The $200 million dilution fee required under the Concorde deal for any newcomer now looks far too low, with a number of team leaders expressing doubt that a one-off payment would be enough to offset the revenue that would be lost by getting a smaller slice of the pie in the future.
As revenues increase, the cost cap remains stable, and margins theoretically increase, things should only move in one direction. It’s no surprise that no one on the current grid is looking to give up what they have, nor that F1 is looking to compromise them, saying it’s a “great reward” for them to benefit from the current boom.
“They invested in us, and that’s why we think the team community should be respected,” Domenicali said.
“Today it’s not a problem to have more teams, because we have a list. Some of them are more vocal than others, but we have a lot of people or a lot of investors who would like to be in Formula 1. But we have to protect the teams.
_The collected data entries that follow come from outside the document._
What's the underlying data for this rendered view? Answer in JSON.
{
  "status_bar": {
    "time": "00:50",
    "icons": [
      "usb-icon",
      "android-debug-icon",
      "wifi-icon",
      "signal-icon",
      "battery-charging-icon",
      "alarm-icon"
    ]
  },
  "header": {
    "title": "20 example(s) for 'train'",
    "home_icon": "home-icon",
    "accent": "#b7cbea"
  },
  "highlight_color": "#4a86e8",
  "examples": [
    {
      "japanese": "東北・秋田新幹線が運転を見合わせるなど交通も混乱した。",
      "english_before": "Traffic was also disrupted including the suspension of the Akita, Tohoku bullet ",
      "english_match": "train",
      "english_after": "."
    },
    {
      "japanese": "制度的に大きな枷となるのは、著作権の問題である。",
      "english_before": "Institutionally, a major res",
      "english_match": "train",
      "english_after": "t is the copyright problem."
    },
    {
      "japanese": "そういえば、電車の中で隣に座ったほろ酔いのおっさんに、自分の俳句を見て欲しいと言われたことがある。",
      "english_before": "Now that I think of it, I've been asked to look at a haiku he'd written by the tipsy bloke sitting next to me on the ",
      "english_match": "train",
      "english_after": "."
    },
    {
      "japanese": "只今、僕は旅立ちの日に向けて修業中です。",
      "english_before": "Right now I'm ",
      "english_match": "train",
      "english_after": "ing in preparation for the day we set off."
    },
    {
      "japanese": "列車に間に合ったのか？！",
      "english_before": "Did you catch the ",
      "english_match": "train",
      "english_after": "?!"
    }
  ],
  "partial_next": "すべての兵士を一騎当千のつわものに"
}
It’s really another sign of a very healthy system.”
Stefano Domenicali, CEO of F1, Greg Maffei, CEO of Liberty Media, James Allen, President Motorsport Network
Photo by: Steven Tee / Motorsport Images
What will the next five years of Liberty ownership look like?
The first five years of F1 under Liberty have seen huge changes. But looking ahead to the next five years, we are determined to ensure that current growth is not only sustained, but fully capitalized.
“We have the benefit of stewardship of a 72-year-old company, so we’re thinking about the long term and what it will do,” Maffei said.
“We have a lot of interest now, and we want to support the growth of that interest, more broadly. To do things like go to Africa and think about sustainability is thinking about how we will grow this 72-year-old franchise. for the next five years, then the next five years, then the next five years?
“There is huge momentum now. We would like to capitalize on that, not just financially, but for the growth of the sport.”